# Another STUD Wahoo out of P.C.



## WACKEM&STACKEM! (Dec 9, 2008)

My good buddy Andy and his friend Andrew caught this 98lb stud trolling 12 miles South of Panama City on a super secret wahoo honey hole. Before I catch a bunch of crap, like I did for posting my buddies gf's wahoo that weighed 97lbs, I DID NOT CATCH THIS FISH, I AM POSTING FOR A FRIEND. Not a bad fish considering it was caught out of a 17' Cape Horn on a red and black ilander with a 30 wide :thumbsup:


----------



## cody&ryand (Oct 3, 2007)

Heck of a fish


----------



## Jsullivansnapper (Apr 19, 2012)

Wow awesome fish can't fit it in any ice chest


----------



## Moparbryan67 (Apr 12, 2008)

Killer Wahoo.


----------



## DAWGONIT (Jan 16, 2009)

Nice work.
Think I had it's twin on Thursday.


----------



## Scruggspc (Mar 20, 2013)

Nice hooter. Got me by one pound. That damn Andy!


----------



## WACKEM&STACKEM! (Dec 9, 2008)

Scruggspc said:


> Nice hooter. Got me by one pound. That damn Andy!
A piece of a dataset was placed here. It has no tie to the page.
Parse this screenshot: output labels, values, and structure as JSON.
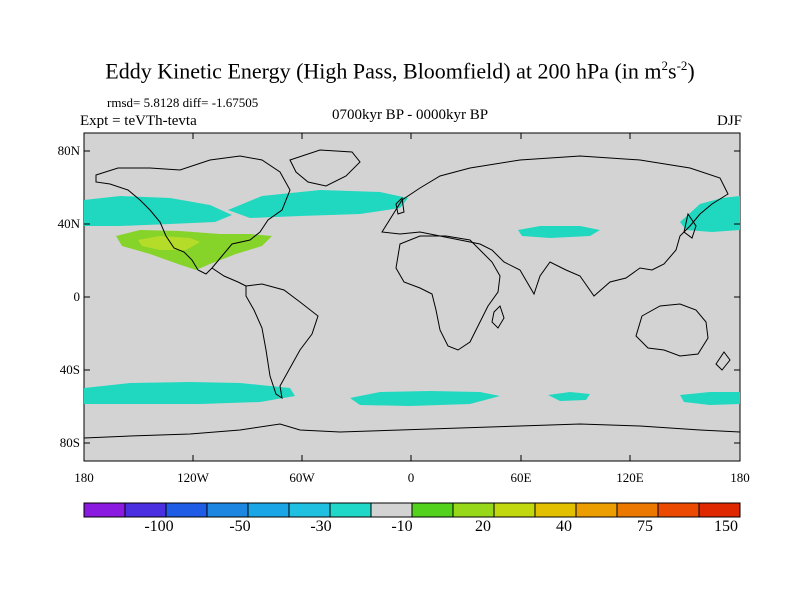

 He'll do it to u everytime. He's got that favor with everything he does :001_huh:


----------



## cobe killer (Apr 13, 2008)

awesome hoo-daddy!!!!


----------



## tank banger (Oct 2, 2012)

Nice!!! :notworthy:


----------



## jeremyledford (Jun 24, 2012)

That is a man! Very nice.


----------



## bquared (May 25, 2011)

No crap from me for the post! That is a stud, whoever caught it!


----------



## 85okhai (Mar 15, 2010)

seems like the wahoo fishing has been on fire in PC! screw snapper fishing ill eat wahoo over snapper any day!


----------



## clunan1 (Mar 27, 2010)

very nice!


----------



## PELAGIC PIRATE (Oct 10, 2007)

Thats a true Giant Hoo

As soon as i leave PC : the 100 pounders start jumping in the boat for joy.....

Congrats :thumbsup:


----------



## Lexcore (May 5, 2012)

:thumbup:awesome:thumbup::yes: how hard was it getting it in, your picture looks like it was a breeze? :no: I know if you have the gear, it is as easy as drinking a bear :whistling: my rap is awesome :no:


----------



## snprman (Jun 17, 2013)

Great whoo, were you able to measure the whoo? I caught one long time ago and had it mounted. At the time I had no way of weighing it. Just would like to compare if you have the measurements.

Thanks, John


----------



## PELAGIC PIRATE (Oct 10, 2007)

snprman said:


> Great whoo, were you able to measure the whoo? I caught one long time ago and had it mounted. At the time I had no way of weighing it. Just would like to compare if you have the measurements.
> 
> Thanks, John


I got one mounted here in my office i caught in Venice LA on a spin rod and a CD 18 rapala :

73 and 3/4 inches long 
36 inch girth 
111 Pounds


----------



## snprman (Jun 17, 2013)

Thanks for that. I just mesasured mine, it is 69'' long and 24" girth. I esimated at 80-85 pounds, does that sound about right?

John


----------



## my3nme (Oct 9, 2007)

Nasty


----------



## panhandlephinsphan (Aug 25, 2008)

what speed are you trolling at for the hoos? trying a few different techniques.

Thanks,

Pan


----------



## pilotkal (May 31, 2012)

nice hoo


----------